"Jack Rodman has cashed in on property busts from Los Angeles to Tokyo, buying and selling soured loans and counseling other investors. Now he's convinced the Beijing real estate market is about to tumble. ... Much of the $1.4 trillion in loans made by Chinese banks last year--with considerable encouragement from officials aiming to boost growth--was spent on skyscrapers and other commercial property. Now empty buildings are sprouting across the mainland. Beijing had an office vacancy rate of 22.4% in the third quarter, the ninth-highest of 103 markets tracked by broker CB Richard Ellis (CBRE). ... 'There's a monumental property bubble and fixed-asset investment bubble under way,' says James Chanos, founder of New York hedge fund Kynikos Associates. ... 'The Chinese authorities are clearly trying to bring excessive bank lending under control,' says Stephen Roach, the chairman of Morgan Stanley Asia. ... Now some economists are speculating that the government could allow China's currency, the yuan, to appreciate against the dollar for the first time since July 2008. ... If Beijing can't cool things off and the property boom turns to bust, there could be a surge in nonperforming loans. ... Builders, meanwhile, continue to build. ... In eastern Beijing, officials are hoping to double the size of a vast development called the Central Business District, even though the vacancy rate is 35%", Michael Forsythe and Kevin Hamilton at Businessweek, 1 March 2010, link: http://www.businessweek.com/magazine/content/10_09/b4168018737687.htm.

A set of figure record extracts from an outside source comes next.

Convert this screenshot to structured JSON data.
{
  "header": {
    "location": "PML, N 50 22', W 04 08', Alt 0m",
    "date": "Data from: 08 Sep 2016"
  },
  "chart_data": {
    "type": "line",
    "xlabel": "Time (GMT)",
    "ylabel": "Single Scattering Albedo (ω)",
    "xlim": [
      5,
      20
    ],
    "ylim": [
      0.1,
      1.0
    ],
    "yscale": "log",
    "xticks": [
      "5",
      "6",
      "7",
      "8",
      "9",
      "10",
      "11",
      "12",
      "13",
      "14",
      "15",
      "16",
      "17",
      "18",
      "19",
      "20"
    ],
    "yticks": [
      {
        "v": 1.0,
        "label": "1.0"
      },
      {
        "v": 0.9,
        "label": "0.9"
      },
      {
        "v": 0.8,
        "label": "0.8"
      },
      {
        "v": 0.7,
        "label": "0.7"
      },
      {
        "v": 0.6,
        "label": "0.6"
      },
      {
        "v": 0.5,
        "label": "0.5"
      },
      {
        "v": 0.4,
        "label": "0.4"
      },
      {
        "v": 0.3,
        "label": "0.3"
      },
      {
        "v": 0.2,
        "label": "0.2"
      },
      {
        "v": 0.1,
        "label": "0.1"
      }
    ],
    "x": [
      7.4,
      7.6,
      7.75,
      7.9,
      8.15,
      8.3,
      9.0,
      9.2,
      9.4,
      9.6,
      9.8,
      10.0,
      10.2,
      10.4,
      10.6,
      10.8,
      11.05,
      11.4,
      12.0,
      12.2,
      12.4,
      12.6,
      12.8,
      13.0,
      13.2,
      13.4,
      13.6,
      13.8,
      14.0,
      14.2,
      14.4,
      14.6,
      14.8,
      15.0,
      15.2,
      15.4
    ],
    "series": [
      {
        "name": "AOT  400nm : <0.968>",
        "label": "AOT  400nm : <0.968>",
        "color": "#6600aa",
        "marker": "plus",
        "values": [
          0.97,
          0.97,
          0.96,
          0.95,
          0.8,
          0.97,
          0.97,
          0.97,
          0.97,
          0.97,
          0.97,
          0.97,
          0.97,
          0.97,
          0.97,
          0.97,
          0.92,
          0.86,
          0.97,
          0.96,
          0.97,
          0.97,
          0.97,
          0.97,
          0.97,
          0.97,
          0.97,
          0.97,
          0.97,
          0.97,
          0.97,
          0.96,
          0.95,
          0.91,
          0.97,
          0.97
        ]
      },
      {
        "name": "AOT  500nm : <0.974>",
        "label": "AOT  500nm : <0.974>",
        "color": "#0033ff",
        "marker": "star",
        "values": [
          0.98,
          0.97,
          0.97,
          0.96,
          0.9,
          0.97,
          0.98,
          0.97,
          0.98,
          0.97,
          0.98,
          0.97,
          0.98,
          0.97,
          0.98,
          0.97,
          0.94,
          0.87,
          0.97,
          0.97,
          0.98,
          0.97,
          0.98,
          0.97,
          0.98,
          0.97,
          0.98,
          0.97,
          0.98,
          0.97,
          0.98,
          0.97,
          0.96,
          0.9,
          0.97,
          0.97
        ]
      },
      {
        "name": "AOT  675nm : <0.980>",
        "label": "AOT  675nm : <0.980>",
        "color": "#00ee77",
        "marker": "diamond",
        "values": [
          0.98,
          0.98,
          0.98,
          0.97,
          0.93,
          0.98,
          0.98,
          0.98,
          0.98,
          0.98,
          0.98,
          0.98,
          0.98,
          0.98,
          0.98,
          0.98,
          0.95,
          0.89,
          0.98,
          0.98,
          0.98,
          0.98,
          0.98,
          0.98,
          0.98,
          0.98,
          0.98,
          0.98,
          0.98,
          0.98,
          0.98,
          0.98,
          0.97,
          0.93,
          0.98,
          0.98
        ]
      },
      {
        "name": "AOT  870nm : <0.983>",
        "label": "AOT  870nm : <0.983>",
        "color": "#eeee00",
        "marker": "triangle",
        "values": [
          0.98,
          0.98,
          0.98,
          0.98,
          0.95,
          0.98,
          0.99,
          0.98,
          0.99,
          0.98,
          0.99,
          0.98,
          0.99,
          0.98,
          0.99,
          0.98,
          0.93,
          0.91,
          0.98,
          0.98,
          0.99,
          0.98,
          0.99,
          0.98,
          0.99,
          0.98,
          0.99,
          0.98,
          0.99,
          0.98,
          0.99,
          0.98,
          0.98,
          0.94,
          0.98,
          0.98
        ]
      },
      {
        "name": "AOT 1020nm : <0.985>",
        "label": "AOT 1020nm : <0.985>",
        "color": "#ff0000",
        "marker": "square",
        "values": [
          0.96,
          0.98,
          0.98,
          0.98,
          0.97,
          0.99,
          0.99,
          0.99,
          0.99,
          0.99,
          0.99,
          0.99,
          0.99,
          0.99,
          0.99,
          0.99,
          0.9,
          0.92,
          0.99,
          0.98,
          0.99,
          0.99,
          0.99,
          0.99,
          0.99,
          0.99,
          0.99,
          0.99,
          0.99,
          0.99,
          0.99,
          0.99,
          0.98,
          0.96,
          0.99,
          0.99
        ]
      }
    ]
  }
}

Shades of Houston during the 1982-87 oil bust when office vacancy rates hit 28%! Here we go again! Is Alan Greenspan running China's central bank?
2 comments:
Should the Chinese just buy Treasuries instead?
I know it's not that simple...
But they need to "stimulate" since American demand for Chinese junk has fallen so much...
My brother bought his shack in Houston during that time period. Three bedrooms, two baths, north of town, nice little in ground pool, nice little back yard - I think he gave $70,000 for it.